From the falls, I take the Rim Trail back, which follows the other bank of the same river. Along the way, I pass a couple who say, “I’m pretty sure we saw you yesterday, were you at Watkins Glen?” Why yes, I was there yesterday, and now The Guy Who Was At Watkins Glen That One Time officially has an origin story.
I wonder if they remember me because I seem particularly cool, or whether it’s because I look like I should be avoided at all costs. While the fact that they spoke to me at all makes the case for the former, their reaction to my brewery meetup invitation…does not. I guess I’ll have to find other people who remember me from Watkins Glen, then.
Finally, the trail ends near a beautiful swimming area, which is fed by a waterfall of course, because the region has so many they’re practically giving them away. I don’t really want to get in the very cold water, but I also don’t want to NOT get in the very cold water, if that makes sense. And so Solo Trip Brian YOLOs into some very cold water, where he is promptly met by a strange combination of regret and happiness.
In the afternoon, I do a little souvenir shopping and meet a 60-something woman who admits to knowing nothing about coffee, which doesn’t stop her from spending several minutes giving me her opinions on a variety of bags of local beans. I choose two that she doesn’t mention, and quickly move on to the Cayuga Creamery for a second time this week. Cookie Dough, 10/10 because it’s ice cream.
While on my morning hike, I convinced myself that driving 35 minutes to Cortland to see the place where my parents met would be poignant and inspiring. It turns out to be neither of those things, both because the bar has been closed for nearly 30 years, and because its replacement is pretty much what you’d expect of a rural college town bar at 4PM on a Wednesday afternoon during summer break – completely empty minus two regulars, who immediately look up from their beer to stare when I walk in.

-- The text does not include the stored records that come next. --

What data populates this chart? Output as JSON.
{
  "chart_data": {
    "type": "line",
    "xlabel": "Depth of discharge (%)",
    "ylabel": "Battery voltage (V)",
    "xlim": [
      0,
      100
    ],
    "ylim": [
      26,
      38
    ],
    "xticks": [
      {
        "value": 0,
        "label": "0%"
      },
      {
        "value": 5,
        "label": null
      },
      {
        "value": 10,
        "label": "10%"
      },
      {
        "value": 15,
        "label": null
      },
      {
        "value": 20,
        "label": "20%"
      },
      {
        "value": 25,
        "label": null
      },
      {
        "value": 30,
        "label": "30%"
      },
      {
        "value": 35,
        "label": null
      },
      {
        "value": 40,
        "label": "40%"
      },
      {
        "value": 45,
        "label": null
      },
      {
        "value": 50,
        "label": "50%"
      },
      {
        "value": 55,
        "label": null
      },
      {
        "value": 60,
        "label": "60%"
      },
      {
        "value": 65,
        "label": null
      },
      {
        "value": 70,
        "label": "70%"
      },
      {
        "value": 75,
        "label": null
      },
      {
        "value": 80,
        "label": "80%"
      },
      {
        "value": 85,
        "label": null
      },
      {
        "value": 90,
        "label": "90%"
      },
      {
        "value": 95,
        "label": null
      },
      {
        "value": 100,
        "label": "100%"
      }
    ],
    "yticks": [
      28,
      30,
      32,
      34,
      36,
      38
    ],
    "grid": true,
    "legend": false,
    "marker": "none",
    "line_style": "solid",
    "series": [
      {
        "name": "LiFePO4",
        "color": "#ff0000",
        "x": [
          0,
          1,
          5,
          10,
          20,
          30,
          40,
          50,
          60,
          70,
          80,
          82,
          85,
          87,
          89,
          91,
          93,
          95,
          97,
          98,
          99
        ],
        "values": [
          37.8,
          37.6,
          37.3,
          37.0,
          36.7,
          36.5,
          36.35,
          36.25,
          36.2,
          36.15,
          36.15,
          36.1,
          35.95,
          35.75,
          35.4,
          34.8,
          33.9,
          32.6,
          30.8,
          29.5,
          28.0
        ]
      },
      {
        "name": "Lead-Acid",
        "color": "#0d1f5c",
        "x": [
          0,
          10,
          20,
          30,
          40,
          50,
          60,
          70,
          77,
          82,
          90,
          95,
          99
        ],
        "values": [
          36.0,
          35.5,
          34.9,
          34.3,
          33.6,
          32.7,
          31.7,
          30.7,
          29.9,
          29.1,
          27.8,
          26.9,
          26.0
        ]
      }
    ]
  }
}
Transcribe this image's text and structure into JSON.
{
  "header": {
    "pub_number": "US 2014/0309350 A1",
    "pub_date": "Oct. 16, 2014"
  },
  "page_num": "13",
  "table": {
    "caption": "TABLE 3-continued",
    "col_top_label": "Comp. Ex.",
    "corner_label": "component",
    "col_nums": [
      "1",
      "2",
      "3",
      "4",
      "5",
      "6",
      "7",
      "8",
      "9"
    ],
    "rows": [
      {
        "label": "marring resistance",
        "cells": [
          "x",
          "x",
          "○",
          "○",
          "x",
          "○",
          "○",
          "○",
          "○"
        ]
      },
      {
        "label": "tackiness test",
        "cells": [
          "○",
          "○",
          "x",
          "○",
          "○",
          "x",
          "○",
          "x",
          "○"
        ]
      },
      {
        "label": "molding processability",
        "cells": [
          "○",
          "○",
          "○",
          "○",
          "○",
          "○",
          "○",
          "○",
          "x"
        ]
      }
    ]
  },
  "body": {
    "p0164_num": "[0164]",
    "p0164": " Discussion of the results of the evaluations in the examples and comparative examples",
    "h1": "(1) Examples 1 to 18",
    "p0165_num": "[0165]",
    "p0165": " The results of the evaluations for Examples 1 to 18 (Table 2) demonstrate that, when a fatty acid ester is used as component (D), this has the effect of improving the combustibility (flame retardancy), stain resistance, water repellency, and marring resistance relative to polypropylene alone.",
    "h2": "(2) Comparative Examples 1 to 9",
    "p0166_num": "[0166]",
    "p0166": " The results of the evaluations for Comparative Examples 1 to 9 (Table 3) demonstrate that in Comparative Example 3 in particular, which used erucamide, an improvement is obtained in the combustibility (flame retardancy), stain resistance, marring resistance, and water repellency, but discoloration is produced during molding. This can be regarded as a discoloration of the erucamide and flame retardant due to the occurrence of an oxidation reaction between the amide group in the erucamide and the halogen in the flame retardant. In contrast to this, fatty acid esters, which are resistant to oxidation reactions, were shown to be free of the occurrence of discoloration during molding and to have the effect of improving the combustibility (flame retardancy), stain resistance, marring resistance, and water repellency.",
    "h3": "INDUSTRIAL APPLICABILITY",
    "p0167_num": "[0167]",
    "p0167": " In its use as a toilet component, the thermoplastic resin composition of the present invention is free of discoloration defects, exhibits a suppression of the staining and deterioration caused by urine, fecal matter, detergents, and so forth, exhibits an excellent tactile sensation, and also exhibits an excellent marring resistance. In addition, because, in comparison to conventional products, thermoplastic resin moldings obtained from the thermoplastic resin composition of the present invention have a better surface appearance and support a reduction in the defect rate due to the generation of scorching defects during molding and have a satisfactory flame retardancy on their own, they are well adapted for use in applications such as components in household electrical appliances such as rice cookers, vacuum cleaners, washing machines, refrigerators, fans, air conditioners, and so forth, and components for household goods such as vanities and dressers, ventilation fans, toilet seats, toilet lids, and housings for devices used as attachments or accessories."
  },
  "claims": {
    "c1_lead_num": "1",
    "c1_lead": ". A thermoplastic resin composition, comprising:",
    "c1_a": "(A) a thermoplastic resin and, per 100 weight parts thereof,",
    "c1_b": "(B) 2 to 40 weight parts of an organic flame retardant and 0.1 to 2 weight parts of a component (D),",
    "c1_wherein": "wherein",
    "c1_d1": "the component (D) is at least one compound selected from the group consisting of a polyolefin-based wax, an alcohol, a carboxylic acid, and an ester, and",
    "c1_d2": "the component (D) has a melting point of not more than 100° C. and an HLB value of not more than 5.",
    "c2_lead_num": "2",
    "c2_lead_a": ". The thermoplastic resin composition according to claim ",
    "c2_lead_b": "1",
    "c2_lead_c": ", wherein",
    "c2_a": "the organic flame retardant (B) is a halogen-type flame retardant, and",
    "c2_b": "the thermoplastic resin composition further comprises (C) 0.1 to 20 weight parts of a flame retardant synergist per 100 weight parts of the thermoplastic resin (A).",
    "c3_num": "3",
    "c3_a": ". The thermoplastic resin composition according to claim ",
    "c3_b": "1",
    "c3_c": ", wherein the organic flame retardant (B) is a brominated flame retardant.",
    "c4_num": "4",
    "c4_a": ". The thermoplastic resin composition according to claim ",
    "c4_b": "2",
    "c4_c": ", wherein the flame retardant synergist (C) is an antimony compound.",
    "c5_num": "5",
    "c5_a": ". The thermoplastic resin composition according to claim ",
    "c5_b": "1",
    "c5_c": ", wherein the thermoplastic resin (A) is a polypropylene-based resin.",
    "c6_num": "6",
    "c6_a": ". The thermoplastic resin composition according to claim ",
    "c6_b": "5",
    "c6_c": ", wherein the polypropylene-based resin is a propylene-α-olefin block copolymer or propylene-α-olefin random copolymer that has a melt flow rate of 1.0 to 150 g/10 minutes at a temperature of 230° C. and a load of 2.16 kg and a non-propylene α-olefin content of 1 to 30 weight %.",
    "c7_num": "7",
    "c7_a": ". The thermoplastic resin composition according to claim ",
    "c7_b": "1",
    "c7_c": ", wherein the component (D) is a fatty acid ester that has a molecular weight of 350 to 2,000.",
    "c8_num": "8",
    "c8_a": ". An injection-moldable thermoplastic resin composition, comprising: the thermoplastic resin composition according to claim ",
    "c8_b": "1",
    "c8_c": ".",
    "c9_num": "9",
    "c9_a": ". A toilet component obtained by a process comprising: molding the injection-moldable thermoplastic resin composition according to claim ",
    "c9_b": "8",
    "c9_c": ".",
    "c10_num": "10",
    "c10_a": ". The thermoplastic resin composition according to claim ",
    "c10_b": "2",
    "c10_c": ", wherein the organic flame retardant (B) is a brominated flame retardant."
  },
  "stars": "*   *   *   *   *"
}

It is still a fun and worthwhile side trip – I FaceTime with my parents while in front of my Dad’s frat house, and then take them on a walk to see the aforementioned bar and its neighbor, the Dark Horse Tavern, before taking a short drive through SUNY Cortland’s campus. I have no regrets here.
For my last evening in Ithaca, I attend a meet up of random strangers from the internet – that I organized! That’s right, I decided yesterday to see if there are any interesting locals willing to be chatted up by yours truly, and very much to my surprise, three of them did. A 40-something dad of two teenagers and an early 20s couple with nothing better to do on a Thursday night found themselves so charmed by my internet wit, that they make their way to Liquid State Brewing. Conversation flows surprisingly well for a group in such different stages of life, and we all have a good time. Maybe I’ll try it again on my next solo trip?
And that’s that! The next day was a pretty uneventful eight-hour drive home with one fewer speeding ticket than on the way up. The whole trip can be summarized as three nights, three state parks, three ice creams, three drone flights, at least twenty-four waterfalls, and enough free time to write one long blog post. 10/10.